“Ormai non mi arrabbio nemmeno più, anche se ho l’amaro in bocca e penso che siamo, davvero, ancora nel Medioevo”. Alessandra Ghirardelli, ravennate, ex giocatrice di calcio di serie A e oggi responsabile del settore giovanile del Ravenna Women F.C., commenta così l’episodio accaduto davanti alla scuola primaria Gulli di Faenza, dove a una bambina è stato negato l’album delle figurine Panini perché femmina. A escluderla rispetto ai compagni maschi, un’addetta alla distribuzione gratuita del famoso album.

Alessandra Ghirdardelli

“Il problema – spiega l’allenatrice – è degli adulti. Io sono abituata a vedere giocare le mie bambine contro i maschi e mai ho sentito commenti negativi. Lo sport azzera le differenze e mette tutti sullo stesso piano. Sono i grandi ad avere ancora pregiudizi: si sentono sulle tribune e si vedono anche in alcune società, che non prendono le bambine a giocare con i bambini perché non sanno come gestirle, a partire dagli spogliatoi che mancano. Eppure, ora che sto frequentando un nuovo corso di formazione, mi sto accorgendo che la Federazione sta investendo molto sulla parte femminile: i moduli ad hoc non sono stati organizzati perché alle donne il calcio si insegna diversamente ma per diffondere una cultura il più possibile paritaria anche tra allenatori e dirigenti”.

Ma dei muri che ancora esistono nella società Ghirardelli si rende conto anche nel rapporto con le scuole del territorio: “Dall’anno scorso stiamo portando avanti un progetto per fa conoscere agli alunni e alle alunne il calcio femminile.
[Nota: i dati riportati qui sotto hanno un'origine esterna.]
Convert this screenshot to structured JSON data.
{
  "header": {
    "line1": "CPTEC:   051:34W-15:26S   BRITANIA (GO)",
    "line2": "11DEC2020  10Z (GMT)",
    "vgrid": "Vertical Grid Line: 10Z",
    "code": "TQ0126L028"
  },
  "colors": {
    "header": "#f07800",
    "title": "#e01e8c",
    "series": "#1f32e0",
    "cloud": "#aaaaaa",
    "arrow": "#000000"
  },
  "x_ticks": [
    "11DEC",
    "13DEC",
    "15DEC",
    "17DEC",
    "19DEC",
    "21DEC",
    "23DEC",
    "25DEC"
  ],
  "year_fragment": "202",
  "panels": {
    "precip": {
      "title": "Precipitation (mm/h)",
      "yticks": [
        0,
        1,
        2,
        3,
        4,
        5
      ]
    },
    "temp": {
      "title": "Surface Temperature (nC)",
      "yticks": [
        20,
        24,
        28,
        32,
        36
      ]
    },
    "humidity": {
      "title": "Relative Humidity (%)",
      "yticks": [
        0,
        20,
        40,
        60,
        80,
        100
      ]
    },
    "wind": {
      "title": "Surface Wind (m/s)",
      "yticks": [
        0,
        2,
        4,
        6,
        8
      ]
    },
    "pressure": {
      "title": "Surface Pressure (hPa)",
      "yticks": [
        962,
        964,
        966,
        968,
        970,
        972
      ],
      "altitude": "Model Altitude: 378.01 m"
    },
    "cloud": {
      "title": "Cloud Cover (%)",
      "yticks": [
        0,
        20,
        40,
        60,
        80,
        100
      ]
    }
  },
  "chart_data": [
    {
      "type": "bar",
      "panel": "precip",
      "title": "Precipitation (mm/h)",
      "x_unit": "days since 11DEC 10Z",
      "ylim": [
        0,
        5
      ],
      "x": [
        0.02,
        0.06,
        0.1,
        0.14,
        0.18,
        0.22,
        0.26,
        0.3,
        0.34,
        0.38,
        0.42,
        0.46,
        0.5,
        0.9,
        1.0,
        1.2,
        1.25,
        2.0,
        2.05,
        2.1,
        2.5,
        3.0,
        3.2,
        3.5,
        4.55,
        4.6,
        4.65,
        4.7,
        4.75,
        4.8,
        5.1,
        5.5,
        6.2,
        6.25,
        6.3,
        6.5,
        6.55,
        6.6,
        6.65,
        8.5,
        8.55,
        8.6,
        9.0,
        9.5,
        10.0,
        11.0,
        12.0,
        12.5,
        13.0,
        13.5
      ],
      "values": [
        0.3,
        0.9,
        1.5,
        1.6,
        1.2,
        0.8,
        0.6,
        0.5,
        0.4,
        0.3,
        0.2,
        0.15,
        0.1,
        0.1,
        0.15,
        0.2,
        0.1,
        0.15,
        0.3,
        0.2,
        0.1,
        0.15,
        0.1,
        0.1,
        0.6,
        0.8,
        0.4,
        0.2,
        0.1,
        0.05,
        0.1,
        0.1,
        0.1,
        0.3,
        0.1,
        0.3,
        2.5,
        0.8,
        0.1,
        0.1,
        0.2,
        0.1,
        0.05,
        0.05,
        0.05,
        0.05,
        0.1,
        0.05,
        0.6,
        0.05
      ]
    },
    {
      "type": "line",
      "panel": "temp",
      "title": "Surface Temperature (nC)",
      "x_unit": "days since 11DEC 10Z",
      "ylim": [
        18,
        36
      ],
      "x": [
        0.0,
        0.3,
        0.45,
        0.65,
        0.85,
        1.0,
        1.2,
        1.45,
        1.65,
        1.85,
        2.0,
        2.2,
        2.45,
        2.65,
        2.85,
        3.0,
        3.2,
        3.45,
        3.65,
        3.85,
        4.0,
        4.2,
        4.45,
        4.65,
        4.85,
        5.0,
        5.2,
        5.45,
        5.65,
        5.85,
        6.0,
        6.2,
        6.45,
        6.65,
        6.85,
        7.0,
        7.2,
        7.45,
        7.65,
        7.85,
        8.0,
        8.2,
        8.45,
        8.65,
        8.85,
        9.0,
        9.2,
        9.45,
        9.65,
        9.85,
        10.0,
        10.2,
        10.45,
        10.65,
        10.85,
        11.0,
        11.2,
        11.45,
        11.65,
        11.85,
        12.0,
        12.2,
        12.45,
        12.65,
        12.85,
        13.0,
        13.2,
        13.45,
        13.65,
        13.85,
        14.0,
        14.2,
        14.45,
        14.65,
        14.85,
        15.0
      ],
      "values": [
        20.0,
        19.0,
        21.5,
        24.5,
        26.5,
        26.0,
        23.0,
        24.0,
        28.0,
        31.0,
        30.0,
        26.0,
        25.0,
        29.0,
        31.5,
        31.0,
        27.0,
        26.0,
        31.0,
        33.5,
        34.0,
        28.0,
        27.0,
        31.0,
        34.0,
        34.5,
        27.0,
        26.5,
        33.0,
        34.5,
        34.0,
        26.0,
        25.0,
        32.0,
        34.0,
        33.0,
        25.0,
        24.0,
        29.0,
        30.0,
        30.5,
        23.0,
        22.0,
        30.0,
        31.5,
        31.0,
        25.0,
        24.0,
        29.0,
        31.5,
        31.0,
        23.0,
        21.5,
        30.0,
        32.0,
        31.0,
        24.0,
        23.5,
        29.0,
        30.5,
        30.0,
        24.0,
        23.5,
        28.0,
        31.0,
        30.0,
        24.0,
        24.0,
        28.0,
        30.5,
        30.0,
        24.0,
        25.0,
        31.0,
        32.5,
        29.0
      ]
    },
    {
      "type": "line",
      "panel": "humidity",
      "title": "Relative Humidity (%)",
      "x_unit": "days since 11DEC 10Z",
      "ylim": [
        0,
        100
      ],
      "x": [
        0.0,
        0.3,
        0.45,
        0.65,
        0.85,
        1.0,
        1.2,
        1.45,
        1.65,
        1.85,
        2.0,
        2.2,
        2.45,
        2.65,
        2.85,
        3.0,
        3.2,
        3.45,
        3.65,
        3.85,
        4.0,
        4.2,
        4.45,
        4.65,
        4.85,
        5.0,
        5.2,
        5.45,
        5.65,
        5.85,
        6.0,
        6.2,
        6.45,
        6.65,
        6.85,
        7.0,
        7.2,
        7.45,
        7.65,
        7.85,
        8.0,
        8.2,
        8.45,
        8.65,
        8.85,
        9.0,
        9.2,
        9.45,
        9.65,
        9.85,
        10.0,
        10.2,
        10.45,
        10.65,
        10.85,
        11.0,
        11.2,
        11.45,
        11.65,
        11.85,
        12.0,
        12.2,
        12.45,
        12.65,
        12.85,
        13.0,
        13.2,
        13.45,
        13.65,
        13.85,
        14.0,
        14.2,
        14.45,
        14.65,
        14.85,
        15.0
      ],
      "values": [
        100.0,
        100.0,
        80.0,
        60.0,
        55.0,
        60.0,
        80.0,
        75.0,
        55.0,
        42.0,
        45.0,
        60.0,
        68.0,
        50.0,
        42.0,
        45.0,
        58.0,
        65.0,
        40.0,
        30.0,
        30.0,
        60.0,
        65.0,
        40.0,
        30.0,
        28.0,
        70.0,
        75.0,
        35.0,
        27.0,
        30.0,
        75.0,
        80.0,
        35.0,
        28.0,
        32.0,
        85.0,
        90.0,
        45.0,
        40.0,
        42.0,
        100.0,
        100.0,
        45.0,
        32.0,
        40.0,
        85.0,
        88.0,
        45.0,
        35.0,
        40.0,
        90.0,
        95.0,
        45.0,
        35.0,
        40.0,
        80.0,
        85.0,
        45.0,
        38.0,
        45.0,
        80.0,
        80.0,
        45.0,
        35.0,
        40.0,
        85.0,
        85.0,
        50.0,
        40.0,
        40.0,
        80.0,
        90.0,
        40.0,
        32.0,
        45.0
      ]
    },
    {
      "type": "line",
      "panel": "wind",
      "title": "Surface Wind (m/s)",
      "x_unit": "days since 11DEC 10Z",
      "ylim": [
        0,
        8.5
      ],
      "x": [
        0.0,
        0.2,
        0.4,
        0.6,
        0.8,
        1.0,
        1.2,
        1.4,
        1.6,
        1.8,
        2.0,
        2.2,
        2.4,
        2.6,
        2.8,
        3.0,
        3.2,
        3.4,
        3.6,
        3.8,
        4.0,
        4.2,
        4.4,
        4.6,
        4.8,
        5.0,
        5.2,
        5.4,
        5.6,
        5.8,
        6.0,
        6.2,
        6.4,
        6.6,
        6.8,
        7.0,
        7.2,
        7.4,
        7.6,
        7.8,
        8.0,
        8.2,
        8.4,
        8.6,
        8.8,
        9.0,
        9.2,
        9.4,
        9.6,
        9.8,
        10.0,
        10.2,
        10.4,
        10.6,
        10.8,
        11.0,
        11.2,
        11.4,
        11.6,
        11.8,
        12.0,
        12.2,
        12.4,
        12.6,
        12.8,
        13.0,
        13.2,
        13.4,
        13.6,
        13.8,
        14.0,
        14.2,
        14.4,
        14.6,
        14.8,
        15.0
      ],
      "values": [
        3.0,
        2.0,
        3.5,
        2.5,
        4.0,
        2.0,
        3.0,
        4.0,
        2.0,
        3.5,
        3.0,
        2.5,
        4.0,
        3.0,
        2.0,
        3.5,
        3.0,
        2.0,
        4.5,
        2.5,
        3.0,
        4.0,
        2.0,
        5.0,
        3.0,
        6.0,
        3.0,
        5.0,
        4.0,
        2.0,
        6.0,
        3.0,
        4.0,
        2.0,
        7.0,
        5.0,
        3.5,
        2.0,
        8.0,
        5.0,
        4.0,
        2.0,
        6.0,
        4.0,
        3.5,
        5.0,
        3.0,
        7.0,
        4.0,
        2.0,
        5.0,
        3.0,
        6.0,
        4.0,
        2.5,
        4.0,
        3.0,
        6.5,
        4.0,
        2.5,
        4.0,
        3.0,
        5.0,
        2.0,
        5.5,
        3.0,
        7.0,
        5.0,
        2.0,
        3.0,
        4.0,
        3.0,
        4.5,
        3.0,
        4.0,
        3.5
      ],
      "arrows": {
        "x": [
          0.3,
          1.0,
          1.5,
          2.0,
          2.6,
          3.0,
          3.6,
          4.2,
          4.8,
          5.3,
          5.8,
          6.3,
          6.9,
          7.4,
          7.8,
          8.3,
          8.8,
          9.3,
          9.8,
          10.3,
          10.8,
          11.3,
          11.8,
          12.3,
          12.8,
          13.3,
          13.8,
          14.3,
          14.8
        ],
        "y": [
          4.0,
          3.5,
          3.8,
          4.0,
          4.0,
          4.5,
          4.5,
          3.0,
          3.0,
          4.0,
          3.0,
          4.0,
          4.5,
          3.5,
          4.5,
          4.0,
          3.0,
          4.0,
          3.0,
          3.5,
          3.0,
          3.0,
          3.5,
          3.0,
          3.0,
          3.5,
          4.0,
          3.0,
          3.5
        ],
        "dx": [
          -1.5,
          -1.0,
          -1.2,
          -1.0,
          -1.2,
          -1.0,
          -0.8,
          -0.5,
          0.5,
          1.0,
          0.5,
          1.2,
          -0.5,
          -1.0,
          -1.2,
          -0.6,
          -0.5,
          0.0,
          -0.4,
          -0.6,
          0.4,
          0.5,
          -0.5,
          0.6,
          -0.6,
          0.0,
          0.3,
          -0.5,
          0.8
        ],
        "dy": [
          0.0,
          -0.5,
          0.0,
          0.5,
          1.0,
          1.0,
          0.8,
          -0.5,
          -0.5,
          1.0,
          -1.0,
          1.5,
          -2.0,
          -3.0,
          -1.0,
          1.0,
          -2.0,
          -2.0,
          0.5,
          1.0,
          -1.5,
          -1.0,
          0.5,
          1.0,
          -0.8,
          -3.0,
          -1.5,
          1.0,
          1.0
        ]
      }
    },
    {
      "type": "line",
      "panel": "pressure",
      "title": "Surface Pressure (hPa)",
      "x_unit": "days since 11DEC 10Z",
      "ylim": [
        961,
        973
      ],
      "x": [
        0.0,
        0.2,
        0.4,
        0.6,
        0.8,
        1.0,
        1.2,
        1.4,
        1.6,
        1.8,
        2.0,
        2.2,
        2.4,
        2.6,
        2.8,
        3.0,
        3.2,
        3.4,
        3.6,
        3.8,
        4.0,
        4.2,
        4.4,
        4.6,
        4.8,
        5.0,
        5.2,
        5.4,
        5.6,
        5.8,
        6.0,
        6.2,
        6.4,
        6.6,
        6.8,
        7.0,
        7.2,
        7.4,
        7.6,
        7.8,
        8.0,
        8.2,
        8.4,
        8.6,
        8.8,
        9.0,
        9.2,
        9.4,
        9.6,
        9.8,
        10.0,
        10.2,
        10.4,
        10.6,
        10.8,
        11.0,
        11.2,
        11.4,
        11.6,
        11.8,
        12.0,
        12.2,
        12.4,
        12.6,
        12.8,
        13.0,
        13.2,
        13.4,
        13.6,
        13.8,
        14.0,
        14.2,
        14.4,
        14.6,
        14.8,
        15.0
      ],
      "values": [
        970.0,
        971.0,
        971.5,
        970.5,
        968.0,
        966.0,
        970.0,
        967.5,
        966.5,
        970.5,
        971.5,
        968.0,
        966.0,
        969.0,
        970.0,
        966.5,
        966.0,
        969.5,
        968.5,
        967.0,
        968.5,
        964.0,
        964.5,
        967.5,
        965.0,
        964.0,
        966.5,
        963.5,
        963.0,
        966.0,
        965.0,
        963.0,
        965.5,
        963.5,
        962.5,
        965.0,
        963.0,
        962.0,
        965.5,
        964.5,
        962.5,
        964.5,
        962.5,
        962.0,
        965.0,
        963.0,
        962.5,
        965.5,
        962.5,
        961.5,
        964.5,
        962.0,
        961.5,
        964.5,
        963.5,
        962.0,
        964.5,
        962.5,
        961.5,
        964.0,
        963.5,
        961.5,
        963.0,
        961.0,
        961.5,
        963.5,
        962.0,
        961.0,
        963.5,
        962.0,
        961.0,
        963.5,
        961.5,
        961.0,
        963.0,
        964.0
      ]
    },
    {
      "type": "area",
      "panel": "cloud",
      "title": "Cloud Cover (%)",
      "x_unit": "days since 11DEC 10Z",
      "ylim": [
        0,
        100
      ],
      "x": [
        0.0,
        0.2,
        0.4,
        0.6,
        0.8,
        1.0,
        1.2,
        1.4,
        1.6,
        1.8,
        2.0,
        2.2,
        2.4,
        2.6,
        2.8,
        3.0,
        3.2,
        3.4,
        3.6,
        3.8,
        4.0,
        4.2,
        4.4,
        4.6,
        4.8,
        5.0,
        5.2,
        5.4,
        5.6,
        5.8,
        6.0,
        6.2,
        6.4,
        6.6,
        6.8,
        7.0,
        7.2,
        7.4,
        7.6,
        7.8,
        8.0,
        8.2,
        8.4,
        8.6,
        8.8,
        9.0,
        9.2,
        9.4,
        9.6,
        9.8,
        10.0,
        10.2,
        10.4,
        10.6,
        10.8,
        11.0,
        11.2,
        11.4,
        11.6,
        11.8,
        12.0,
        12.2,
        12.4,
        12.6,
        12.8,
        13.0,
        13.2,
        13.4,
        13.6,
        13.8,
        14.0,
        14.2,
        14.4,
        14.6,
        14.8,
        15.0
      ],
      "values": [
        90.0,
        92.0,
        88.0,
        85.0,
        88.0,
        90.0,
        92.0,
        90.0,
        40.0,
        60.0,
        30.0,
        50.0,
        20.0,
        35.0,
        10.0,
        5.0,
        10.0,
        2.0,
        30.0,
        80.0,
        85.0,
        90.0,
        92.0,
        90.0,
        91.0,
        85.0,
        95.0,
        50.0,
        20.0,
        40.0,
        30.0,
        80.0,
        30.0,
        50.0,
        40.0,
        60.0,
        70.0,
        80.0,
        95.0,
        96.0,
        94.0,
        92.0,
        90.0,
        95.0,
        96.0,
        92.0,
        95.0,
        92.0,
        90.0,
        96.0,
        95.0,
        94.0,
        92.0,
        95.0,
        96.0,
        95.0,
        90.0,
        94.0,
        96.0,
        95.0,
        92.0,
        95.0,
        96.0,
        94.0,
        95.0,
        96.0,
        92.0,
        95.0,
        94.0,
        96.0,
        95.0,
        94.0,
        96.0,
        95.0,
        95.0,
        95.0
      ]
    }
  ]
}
Gli insegnanti ci stanno aprendo le porte, per carità. Ma il problema è strutturale: le palestre sono piccole o mancano, i campi di calcio di cui alcune scuole dispongono in cortile hanno l’erba alta e incolta. Non è colpa delle scuole ma di una cultura e di una mentalità che non riescono a fare passi in avanti. La speranza sta nelle giovani generazioni, nei bambini che vedono come normale il fatto di giocare insieme o contro le bambine, che hanno visto i Mondiali di calcio femminile in tv lo scorso anno”.

In ogni caso, per l’allenatrice l’Italia è molti passi indietro rispetto all’Europa: “A Lugo giocavo con una ragazza olandese che mi raccontava come, da bambina, facesse calcio nelle ore di scuola e poi andasse anche ad allenamento. Lo sport, qui, è visto molto diversamente. Io, per fortuna, non ho mai subito discriminazioni, anche se credo di essere stata semplicemente fortunata. A guardare il caso di Faenza, viene da pensare che per alcuni una bambina non solo non possa giocare a calcio ma debba anche evitare di farselo piacere. Anche io collezionavo le figurine, a sei anni. Eppure facevo atletica”.